Aku terhenyak, dan mulai tersadar dua tahun ini pun aku belum bisa move on akan rasa ini, meski sosok yang lain berlalu lalang tanpa bisa dicegah. Namun tetap saja tak bisa menggantikan Eric yang hanya ku kenal meski lewat maya. Eric...ahhh...aku tidak bisa membiarkannya dalm kondisi seperti saat ini, dia harus fokus jalani kehidupannya yang bukan lagi untukku, tapi untuk seseorang yang aku yakin bisa membahagiakannya, melebihi aku.

“Sudahlah..Eric, kita masih bisa berteman lupakan semuanya, fokuslah pada kehidupanmu saat ini!”

 

“Sulit bagiku Anya...kenyataan ini tidak seperti ekspektasiku, meski Gibran telah hadir di kehidupanku”
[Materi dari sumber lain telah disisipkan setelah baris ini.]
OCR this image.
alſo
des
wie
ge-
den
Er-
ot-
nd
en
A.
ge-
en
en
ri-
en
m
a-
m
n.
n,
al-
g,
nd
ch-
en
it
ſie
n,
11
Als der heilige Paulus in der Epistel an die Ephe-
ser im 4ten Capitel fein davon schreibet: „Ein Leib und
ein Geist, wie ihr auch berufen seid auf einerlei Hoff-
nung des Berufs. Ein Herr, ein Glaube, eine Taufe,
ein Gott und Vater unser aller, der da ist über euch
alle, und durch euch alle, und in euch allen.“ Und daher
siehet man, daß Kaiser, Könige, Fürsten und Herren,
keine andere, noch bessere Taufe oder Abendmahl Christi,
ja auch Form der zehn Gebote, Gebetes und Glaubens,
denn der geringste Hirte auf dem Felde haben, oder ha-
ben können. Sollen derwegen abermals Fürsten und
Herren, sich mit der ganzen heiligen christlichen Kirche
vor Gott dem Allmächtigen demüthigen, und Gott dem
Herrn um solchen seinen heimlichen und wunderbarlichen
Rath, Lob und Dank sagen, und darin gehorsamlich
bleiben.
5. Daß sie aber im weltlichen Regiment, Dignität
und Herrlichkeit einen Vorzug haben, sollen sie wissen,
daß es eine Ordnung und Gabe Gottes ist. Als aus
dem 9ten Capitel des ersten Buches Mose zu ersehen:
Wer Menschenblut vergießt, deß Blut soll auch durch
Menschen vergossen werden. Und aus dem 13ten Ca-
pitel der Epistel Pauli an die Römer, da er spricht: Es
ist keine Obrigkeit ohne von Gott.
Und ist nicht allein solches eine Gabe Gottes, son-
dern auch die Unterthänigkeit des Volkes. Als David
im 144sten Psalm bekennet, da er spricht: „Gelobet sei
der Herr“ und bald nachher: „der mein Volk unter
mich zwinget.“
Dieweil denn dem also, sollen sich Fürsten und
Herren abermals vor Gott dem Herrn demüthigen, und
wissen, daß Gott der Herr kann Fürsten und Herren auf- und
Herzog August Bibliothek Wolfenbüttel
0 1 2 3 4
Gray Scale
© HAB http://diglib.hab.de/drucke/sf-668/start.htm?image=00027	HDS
“Wahh...sudah ada pangeran kecil yaa...selamat Eric, seperti apa dia, bisa kamu kirim fotonya untukku?”

“Iya...dia lucu menggemaskan, dan dia lah alasanku bertahan Anya, aku sangat menyayanginya.”

Beberapa detik kemudian Eric mengirimiku sebuah foto anak laki-laki kecil yang benar-benar menggemaskan, meski masih kecil dengan dandanan yang fashionable pasti membuat siapa pun akan jatuh hati.
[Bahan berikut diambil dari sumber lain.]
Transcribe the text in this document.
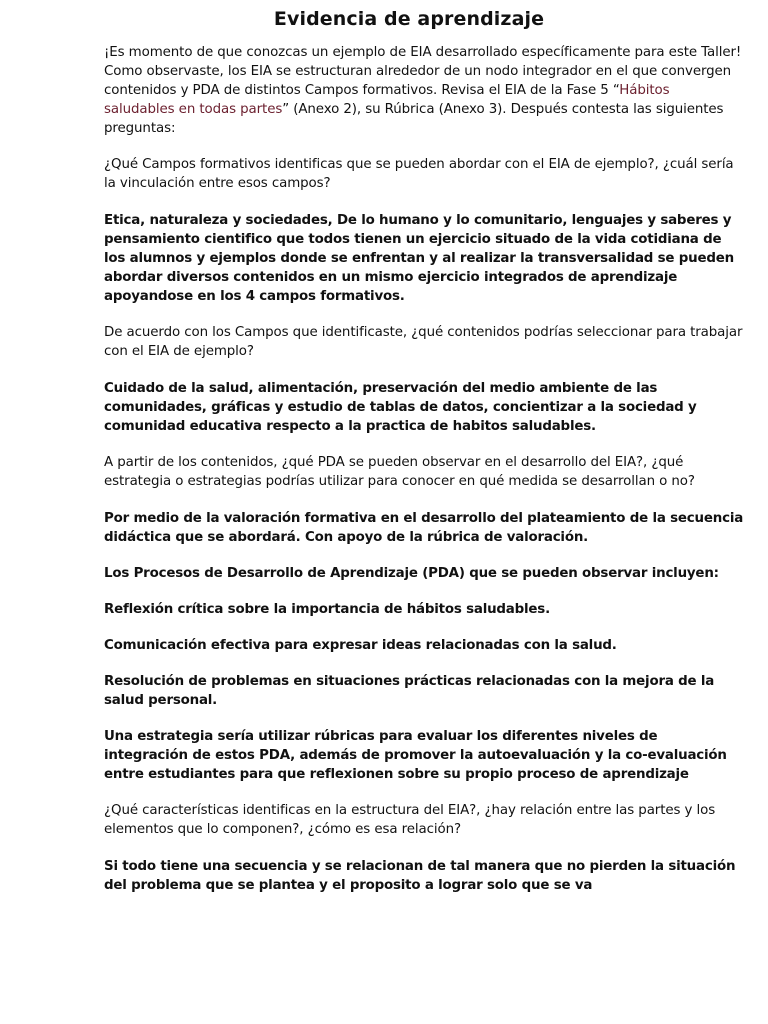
Evidencia de aprendizaje

¡Es momento de que conozcas un ejemplo de EIA desarrollado específicamente para este Taller! Como observaste, los EIA se estructuran alrededor de un nodo integrador en el que convergen contenidos y PDA de distintos Campos formativos. Revisa el EIA de la Fase 5 “Hábitos saludables en todas partes” (Anexo 2), su Rúbrica (Anexo 3). Después contesta las siguientes preguntas:

¿Qué Campos formativos identificas que se pueden abordar con el EIA de ejemplo?, ¿cuál sería la vinculación entre esos campos?

Etica, naturaleza y sociedades, De lo humano y lo comunitario, lenguajes y saberes y pensamiento cientifico que todos tienen un ejercicio situado de la vida cotidiana de los alumnos y ejemplos donde se enfrentan y al realizar la transversalidad se pueden abordar diversos contenidos en un mismo ejercicio integrados de aprendizaje apoyandose en los 4 campos formativos.

De acuerdo con los Campos que identificaste, ¿qué contenidos podrías seleccionar para trabajar con el EIA de ejemplo?

Cuidado de la salud, alimentación, preservación del medio ambiente de las comunidades, gráficas y estudio de tablas de datos, concientizar a la sociedad y comunidad educativa respecto a la practica de habitos saludables.

A partir de los contenidos, ¿qué PDA se pueden observar en el desarrollo del EIA?, ¿qué estrategia o estrategias podrías utilizar para conocer en qué medida se desarrollan o no?

Por medio de la valoración formativa en el desarrollo del plateamiento de la secuencia didáctica que se abordará. Con apoyo de la rúbrica de valoración.

Los Procesos de Desarrollo de Aprendizaje (PDA) que se pueden observar incluyen:

Reflexión crítica sobre la importancia de hábitos saludables.

Comunicación efectiva para expresar ideas relacionadas con la salud.

Resolución de problemas en situaciones prácticas relacionadas con la mejora de la salud personal.

Una estrategia sería utilizar rúbricas para evaluar los diferentes niveles de integración de estos PDA, además de promover la autoevaluación y la co-evaluación entre estudiantes para que reflexionen sobre su propio proceso de aprendizaje

¿Qué características identificas en la estructura del EIA?, ¿hay relación entre las partes y los elementos que lo componen?, ¿cómo es esa relación?

Si todo tiene una secuencia y se relacionan de tal manera que no pierden la situación del problema que se plantea y el proposito a lograr solo que se va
“Cakep....bangetttt...anakmu, salam sayangku juga untuknya ya...”

“Hmmm...ya nanti akan kubisikkan dapat salam dari tante cantik di seberang”

“Ehhh....ngaco...ga jadi kalo kaya gitu”

Eric membalasnya dengan emoticon tertawa.

Ya...akhirnya kembali  kebersamaan maya terajut tanpa bisa dicegah, meski tidak seintens dulu. Dan aku sangat menyadari hal itu, karena aku bukan prioritasnya lagi. Eric tidak bahagia dengan perjodohannya, sosok yang menjadi pendampingnya, tak sesuai ekspektasinya. Perselisihan terjadi hingga membuat rumah tangga serasa dalam sekam membara. Aku terus meyakinkan Eric, untuk kembali pada keluarga kecilnya namun selalu dijawab keraguan oleh Eric.

Surabaya, panas menyengat kulit saat aku melangkahkan kaki menyusuri  G Walk Citraland.

Brukkkk....ohh God ada sosok mungil yang terhuyung setelah menabrakku, ekspresi bersalahnya begitu lucu menggemaskan hingga  buatku ingin menggendong dan menciuminya.

 “ Gibran.. owhh kamu disini ternyata”

Terdengar suara dan langkah mendekatiku dan anak kecil berumur 2 tahunan itu. Seorang laki-laki jangkung dengan tubuh proposional terbalut outerwear jeans denim dengan celana dan kaos item. Kaca mata hitamnya tergantung apik di hidung bangirnya.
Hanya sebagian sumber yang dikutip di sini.